Listening to her conversation, I felt a profound sense of sadness. Here was a young person, likely in her early twenties, who should be full of optimism and energy. Instead, she was exhausted. As the bus finally wheezed to a halt in front of us, I couldn’t shake the conversation. It started me thinking about how incredibly hard it is for Gen Z right now.

A Different Kind of Struggle

It is easy for my generation—the Baby Boomers—to dismiss the complaints of the youth. We look back at our own history and see Vietnam, the Civil Rights movement, the Cold War, and economic recessions. We think, “We survived hard times, so why can’t they?”

But sitting there on that bus, listening to that young woman, I realized that while the ingredients of the struggle might be similar, the flavor is entirely different.

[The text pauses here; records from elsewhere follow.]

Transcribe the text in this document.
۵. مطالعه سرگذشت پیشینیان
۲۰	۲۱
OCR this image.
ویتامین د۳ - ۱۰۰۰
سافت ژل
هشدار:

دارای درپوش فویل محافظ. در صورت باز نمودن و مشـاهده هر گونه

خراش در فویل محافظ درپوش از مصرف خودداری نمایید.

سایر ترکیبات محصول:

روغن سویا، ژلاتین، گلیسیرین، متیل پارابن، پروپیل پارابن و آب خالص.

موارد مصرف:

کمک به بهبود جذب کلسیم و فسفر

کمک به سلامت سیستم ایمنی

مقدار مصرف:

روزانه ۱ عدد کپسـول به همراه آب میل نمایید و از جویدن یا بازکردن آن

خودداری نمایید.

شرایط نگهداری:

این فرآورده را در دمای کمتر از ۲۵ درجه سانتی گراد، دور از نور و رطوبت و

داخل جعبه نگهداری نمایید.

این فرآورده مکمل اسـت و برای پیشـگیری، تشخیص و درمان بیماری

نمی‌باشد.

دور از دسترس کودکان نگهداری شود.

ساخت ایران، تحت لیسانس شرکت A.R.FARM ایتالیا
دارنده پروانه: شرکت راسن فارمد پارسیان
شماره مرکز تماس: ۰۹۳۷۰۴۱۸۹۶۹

The pressure facing Gen Z is real. It isn’t just one crisis; it is a convergence of them. They are navigating a polarized political landscape that seems to have lost the ability to compromise. They are entering an economy where the cost of living has skyrocketed, homeownership feels like a pipe dream, and student debt is a crushing weight before their careers even begin.

When I look at my own students in class, I see the same pattern. It isn’t just the stranger at the bus stop. My students frequently talk about the overwhelming stress of modern life. They speak about a lack of direction, not because they are lazy, but because the path forward seems blocked by obstacles at every turn.

The Loss of Work-Life Balance

One of the most striking differences I notice is the erosion of boundaries. For my generation, work was a place you went to, and home was a place you returned to. (You may have brought work home or talked about it with your partner, but the real work happened at work.) Today, thanks to the technology that was supposed to liberate us, work follows these young people everywhere.

They face stressful jobs with demands that never seem to sleep. The “hustle culture” they’ve been sold tells them that if they aren’t working, they aren’t valuable. There is little to no work-life balance because “life” has been cannibalized by the need to survive in a high-pressure corporate environment.

The young woman at the bus stop mentioned the gym as a remedy, a way to “work off the stress.” It struck me as a frantic attempt to regain control over a body and mind that feel constantly under siege. When self-care becomes just another item on a to-do list—another thing you have to do to remain functional—it loses its restorative power.

Empathy Over Judgment

Sometimes, older generations perceive this vocalizing of pain as entitlement. We hear them say “I’m depressed” or “I’m anxious,” and some of us might think they just need to toughen up. But perhaps it isn’t entitlement. Perhaps it is just honesty.

The feeling of the struggle today is different because the world is louder. Social media amplifies every tragedy, every economic downturn, and every political failure. They are processing global trauma in real-time, all while trying to figure out who they are.

As I watched that young woman board the bus and disappear into the crowd, I didn’t feel judgment. I just felt sad, sad that they are going through all of this right now. And, sad that the world we are handing over to them feels so heavy.

We need to stop comparing our scars to theirs and start listening. If a stranger at a bus stop is hurting enough to spill her soul to her friend while eavesdroppers listen in, it’s a sign that the burden is too heavy to carry alone.